Today's Highlights

  • New Zealand Dollar gains three cents on Reserve Bank of New Zealand decision

  • GBP could weaken on fall in inflation

  • Big rebound in Japanese growth forecast

 

Current Market Overview

A number of analysts and commentators had suggested the Reserve Bank of New Zealand (RBNZ) might cut their base rate from 1.75% when they met early this morning (UK Time) but that didn’t happen. The base rate stayed on hold and the RBNZ didn’t really talk about a cut. They did, delay their expected rate hike, though. Many still believe the next move will have to be a cut as the global economy slows; and China’s falling demand will affect New Zealand exports to China and to Australia, which is also quite dependent on Chinese demands for raw materials. The NZ Dollar gained three cents against the Pound in a couple of hours and made similar gains elsewhere. RBNZ Governor Orr will speak this evening, so his words will be closely followed.

Sterling likely to slip again today

Sterling has had a series of volatile days and today is likely to maintain that pattern. UK inflation data is expected to have slipped to below 2%; scotching any expectation of Bank of England rate hikes. The Bank of England (BoE) – bizarrely in my opinion – has been talking about a rate hike in the event of a ‘no deal’ Brexit. Making life tougher for UK business at such a time seems entirely counter intuitive, but that was their mantra. I doubt they will consider such a thing if inflation is declining and the world economy is slowing. More likely, weakening Sterling and keeping costs low would be necessary and that comes from rate cuts. If the data is as forecast today, Sterling may well slip a little further.

Euro could also fall

Eurozone data is limited to what is expected to be another decline in industrial production and that is likely to weaken the Euro. Despite the slowing data in the Eurozone, the Euro itself has held up well, but investors didn’t buy the Euro for its yield, so it is more likely being held as a safe haven right now and safe haven funds need an incentive to move out of the harbour.

US Dollar stronger than it should be

Like the UK data, US inflation is likely to ease down a little when we see that data this afternoon. We will also see some housing and wages data, but the US versus China trade standoff is the more pressing issue for the US Dollar, which is still stronger than it has a right to be.

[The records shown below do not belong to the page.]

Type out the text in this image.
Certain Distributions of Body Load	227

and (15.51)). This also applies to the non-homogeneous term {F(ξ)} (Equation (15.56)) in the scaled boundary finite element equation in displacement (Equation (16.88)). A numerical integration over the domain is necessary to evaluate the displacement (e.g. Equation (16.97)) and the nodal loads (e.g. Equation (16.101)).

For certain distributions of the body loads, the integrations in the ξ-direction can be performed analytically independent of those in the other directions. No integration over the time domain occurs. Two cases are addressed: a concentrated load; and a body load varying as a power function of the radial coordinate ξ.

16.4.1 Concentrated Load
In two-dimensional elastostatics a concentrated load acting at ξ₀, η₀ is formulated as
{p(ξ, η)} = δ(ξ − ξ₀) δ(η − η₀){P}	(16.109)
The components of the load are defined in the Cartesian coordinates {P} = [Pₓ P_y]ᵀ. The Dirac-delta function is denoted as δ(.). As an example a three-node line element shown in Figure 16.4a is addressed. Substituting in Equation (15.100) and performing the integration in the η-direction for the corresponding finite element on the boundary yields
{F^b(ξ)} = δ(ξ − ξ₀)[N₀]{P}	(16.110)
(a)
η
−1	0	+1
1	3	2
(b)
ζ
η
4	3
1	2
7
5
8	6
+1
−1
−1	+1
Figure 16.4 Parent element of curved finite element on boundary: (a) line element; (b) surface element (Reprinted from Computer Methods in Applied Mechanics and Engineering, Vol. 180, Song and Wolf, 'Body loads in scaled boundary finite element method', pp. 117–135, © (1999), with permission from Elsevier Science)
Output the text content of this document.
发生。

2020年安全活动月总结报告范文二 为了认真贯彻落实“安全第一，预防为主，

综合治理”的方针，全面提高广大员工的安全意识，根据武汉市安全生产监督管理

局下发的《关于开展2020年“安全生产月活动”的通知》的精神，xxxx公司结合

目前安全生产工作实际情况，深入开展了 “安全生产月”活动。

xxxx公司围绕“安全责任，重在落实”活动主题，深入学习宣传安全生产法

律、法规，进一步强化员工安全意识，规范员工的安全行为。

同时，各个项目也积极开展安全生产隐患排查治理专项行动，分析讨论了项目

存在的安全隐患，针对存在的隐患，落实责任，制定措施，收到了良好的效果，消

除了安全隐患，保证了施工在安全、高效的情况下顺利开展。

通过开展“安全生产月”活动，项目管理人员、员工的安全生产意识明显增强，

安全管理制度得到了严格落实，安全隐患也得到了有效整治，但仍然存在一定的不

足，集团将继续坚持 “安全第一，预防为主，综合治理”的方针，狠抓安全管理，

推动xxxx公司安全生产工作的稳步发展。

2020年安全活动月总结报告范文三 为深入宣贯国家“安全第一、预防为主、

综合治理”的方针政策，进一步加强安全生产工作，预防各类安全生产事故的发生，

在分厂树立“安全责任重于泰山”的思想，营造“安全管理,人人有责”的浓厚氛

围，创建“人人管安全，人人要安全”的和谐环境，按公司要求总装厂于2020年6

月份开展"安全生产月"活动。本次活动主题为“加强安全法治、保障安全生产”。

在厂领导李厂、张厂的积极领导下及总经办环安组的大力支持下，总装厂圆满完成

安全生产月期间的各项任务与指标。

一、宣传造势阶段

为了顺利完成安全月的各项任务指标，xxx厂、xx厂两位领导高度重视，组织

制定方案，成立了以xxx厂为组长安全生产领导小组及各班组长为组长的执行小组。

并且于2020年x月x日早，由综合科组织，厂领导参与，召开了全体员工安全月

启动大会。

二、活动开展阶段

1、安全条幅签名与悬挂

Japanese Yen likely to leap

If you have a Japanese Yen need, beware that we are expecting Japan’s economic growth to have picked up in the data due for release late tonight (UK time). Up to 1.4% growth is the Q4 forecast against a 2.8% contraction in Q3. That would be a remarkable turnaround by anyone’s standards. Yen strength will follow if that is proven to be accurate.

Snakes and robbers

And the Indonesian police have apologised for using a snake during an interrogation. The suspect confessed to stealing mobile phones after the snake was draped around his shoulders as he lay on the ground in handcuffs. He was even threatened that the snake would be put up his trousers. In a fabulously understated apology, the Police Chief said, “The investigator was not professional in doing his job”. Now, whether that means he should have used a poisonous snake or some other technique is not clear, but I would suggest that, if you go to Indonesia, it might be a good idea if you don’t steal any mobile phones while you are there.